D'autre part, je rappelle que d'efficaces instruments de soutien existent déjà. Ils ont notamment été utilisés dans le cas de la Hongrie et dans celui de la Lettonie, et ils pourront à nouveau servir. Je pense notamment aux possibilités d'intervention de la Banque centrale européenne, de la BEI, de la BERD, des fonds européens et des crédits de la Commission, qui peuvent venir en appui des aides consenties par le Fonds monétaire international – je parle ici des pays hors zone euro.
Si les chefs d'État et de Gouvernement ont souhaité adresser un message de solidarité au plan européen, ils ont également insisté sur le principe de responsabilité : les situations des États-membres étant très différentes les unes des autres, tout traitement global de la crise doit être écarté. Les pays d'Europe centrale et orientale ont d'ailleurs reconnu qu'une approche au cas par cas était la réponse la plus adaptée à leurs difficultés.
Pour ma part, je me rendrai dès demain à Budapest, puis dans d'autres pays, notamment la Slovénie et la Slovaquie, afin d'examiner très précisément les besoins actuels. Je me rendrai ensuite en Autriche, puis en Pologne. La France, qui a su renouer une relation forte avec les pays d'Europe centrale et orientale, doit en effet montrer qu'elle est prête à leur apporter son soutien face à la crise.
La relance et le soutien à l'industrie ont fait l'objet d'une troisième série de réflexions au sein du Conseil. La prospérité des États-membres dépendant des échanges qui peuvent se développer librement à l'intérieur de l'Union européenne, la perspective d'un retour au protectionnisme me semble aujourd'hui bien improbable. La création du marché intérieur a déjà porté ses fruits dans le passé, et il n'y aurait pas de sens à s'écarter de cette voie.
Nous aurions en revanche besoin de coordonner les mesures de relance, ainsi que les politiques économiques, et à terme de définir une véritable politique économique européenne. Malgré de nombreuses discussions et de multiples engagements informels, cette question n'a pas été sérieusement abordée jusqu'à présent. Il est temps de prendre des décisions dans ce domaine. Pour y parvenir, le seul point de départ crédible sera d'obtenir un accord entre la France et l'Allemagne sur la coordination des politiques économiques et sur la définition d'une politique économique commune à nos deux pays.
Il faudra travailler sur ce sujet, de même que sur la reconfiguration du paysage automobile européen, dont je discutais hier encore avec les conseillers de Mme Merkel. Nous voulons tous sauvegarder les emplois et les technologies dans ce secteur, mais nous savons également qu'il faudra accepter certaines évolutions afin de conserver une industrie automobile compétitive. Nous y travaillons notamment en vue du Conseil des ministres franco-allemand du 12 mars prochain.

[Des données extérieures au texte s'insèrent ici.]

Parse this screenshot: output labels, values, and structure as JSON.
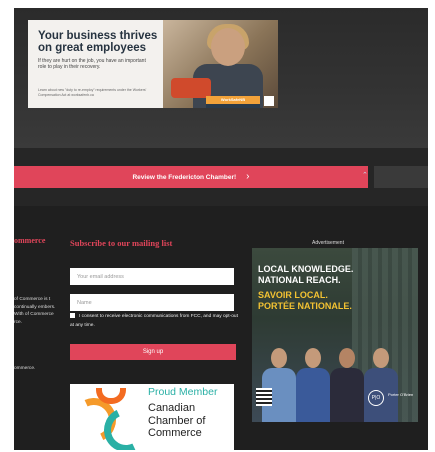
{
  "top_ad": {
    "headline": "Your business thrives on great employees",
    "subtext": "If they are hurt on the job, you have an important role to play in their recovery.",
    "fine_print": "Learn about new \"duty to re-employ\" requirements under the Workers' Compensation Act at worksafenb.ca",
    "badge": "WorkSafeNB"
  },
  "cta": {
    "label": "Review the Fredericton Chamber!",
    "arrow": "›"
  },
  "footer": {
    "left_heading": "ommerce",
    "left_text": "of Commerce is t continually embers. With of Commerce rce.",
    "left_text2": "ommerce."
  },
  "subscribe": {
    "title": "Subscribe to our mailing list",
    "email_placeholder": "Your email address",
    "name_placeholder": "Name",
    "consent": "I consent to receive electronic communications from FCC, and may opt-out at any time.",
    "signup_label": "Sign up"
  },
  "member_badge": {
    "proud": "Proud Member",
    "name": "Canadian Chamber of Commerce"
  },
  "right_ad": {
    "label": "Advertisement",
    "line1": "LOCAL KNOWLEDGE.",
    "line2": "NATIONAL REACH.",
    "line3": "SAVOIR LOCAL.",
    "line4": "PORTÉE NATIONALE.",
    "logo": "P|O",
    "logo_text": "Porter O'Brien"
  },
  "colors": {
    "accent": "#e0455a",
    "dark_bg": "#1f1f1f",
    "teal": "#2ab0a5",
    "orange": "#f59a2a"
  }
}
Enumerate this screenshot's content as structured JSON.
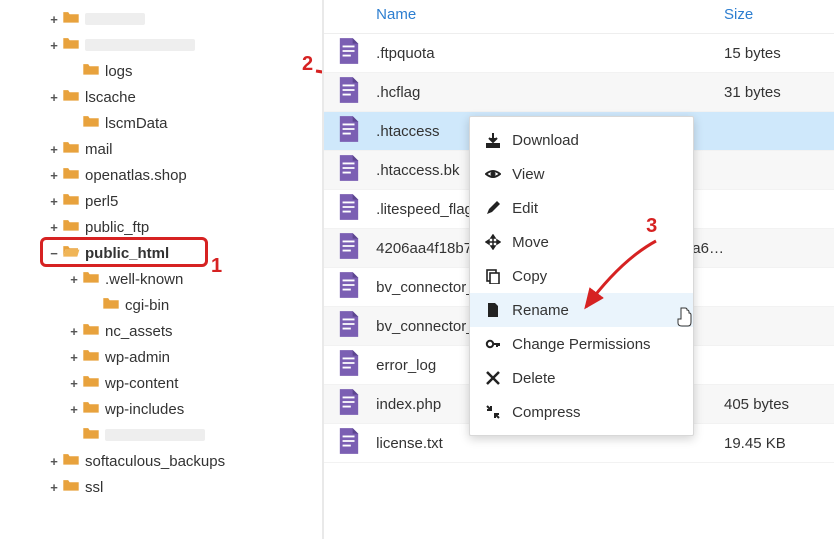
{
  "header": {
    "name": "Name",
    "size": "Size"
  },
  "tree": {
    "items": [
      {
        "label": "",
        "toggle": "+",
        "depth": 0,
        "ghost": 60
      },
      {
        "label": "",
        "toggle": "+",
        "depth": 0,
        "ghost": 110
      },
      {
        "label": "logs",
        "toggle": "",
        "depth": 1
      },
      {
        "label": "lscache",
        "toggle": "+",
        "depth": 0
      },
      {
        "label": "lscmData",
        "toggle": "",
        "depth": 1
      },
      {
        "label": "mail",
        "toggle": "+",
        "depth": 0
      },
      {
        "label": "openatlas.shop",
        "toggle": "+",
        "depth": 0
      },
      {
        "label": "perl5",
        "toggle": "+",
        "depth": 0
      },
      {
        "label": "public_ftp",
        "toggle": "+",
        "depth": 0
      },
      {
        "label": "public_html",
        "toggle": "−",
        "depth": 0,
        "open": true,
        "bold": true,
        "highlight": true
      },
      {
        "label": ".well-known",
        "toggle": "+",
        "depth": 1
      },
      {
        "label": "cgi-bin",
        "toggle": "",
        "depth": 2
      },
      {
        "label": "nc_assets",
        "toggle": "+",
        "depth": 1
      },
      {
        "label": "wp-admin",
        "toggle": "+",
        "depth": 1
      },
      {
        "label": "wp-content",
        "toggle": "+",
        "depth": 1
      },
      {
        "label": "wp-includes",
        "toggle": "+",
        "depth": 1
      },
      {
        "label": "",
        "toggle": "",
        "depth": 1,
        "ghost": 100
      },
      {
        "label": "softaculous_backups",
        "toggle": "+",
        "depth": 0
      },
      {
        "label": "ssl",
        "toggle": "+",
        "depth": 0
      }
    ]
  },
  "files": [
    {
      "name": ".ftpquota",
      "size": "15 bytes",
      "dim": false
    },
    {
      "name": ".hcflag",
      "size": "31 bytes",
      "dim": true
    },
    {
      "name": ".htaccess",
      "size": "",
      "dim": false,
      "selected": true
    },
    {
      "name": ".htaccess.bk",
      "size": "",
      "dim": true
    },
    {
      "name": ".litespeed_flag",
      "size": "",
      "dim": false
    },
    {
      "name": "4206aa4f18b73d6f2b628baf23a16d7de06f4c38a6…",
      "size": "",
      "dim": true
    },
    {
      "name": "bv_connector_4327e48048…",
      "size": "",
      "dim": false
    },
    {
      "name": "bv_connector_83ac0023f3…",
      "size": "",
      "dim": true
    },
    {
      "name": "error_log",
      "size": "",
      "dim": false
    },
    {
      "name": "index.php",
      "size": "405 bytes",
      "dim": true
    },
    {
      "name": "license.txt",
      "size": "19.45 KB",
      "dim": false
    }
  ],
  "context_menu": {
    "items": [
      {
        "label": "Download",
        "icon": "download"
      },
      {
        "label": "View",
        "icon": "eye"
      },
      {
        "label": "Edit",
        "icon": "pencil"
      },
      {
        "label": "Move",
        "icon": "move"
      },
      {
        "label": "Copy",
        "icon": "copy"
      },
      {
        "label": "Rename",
        "icon": "file",
        "hover": true
      },
      {
        "label": "Change Permissions",
        "icon": "key"
      },
      {
        "label": "Delete",
        "icon": "close"
      },
      {
        "label": "Compress",
        "icon": "compress"
      }
    ]
  },
  "annotations": {
    "a1": "1",
    "a2": "2",
    "a3": "3"
  }
}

En quatrième lieu, les chefs d'États et de Gouvernement ont réaffirmé la nécessité d'accorder une priorité absolue à l'emploi. L'Union européenne doit mobiliser tous les instruments dont elle dispose, notamment le Fonds d'ajustement à la mondialisation et le Fonds social européen. A cet égard, je trouve qu'il faudrait assouplir les règles d'attribution du Fonds d'ajustement à la mondialisation, tout en augmentant les montants disponibles. Dans les circonstances actuelles, il me semble tout à fait inapproprié de continuer à exiger qu'au moins 1 000 emplois aient été supprimés sur un même site.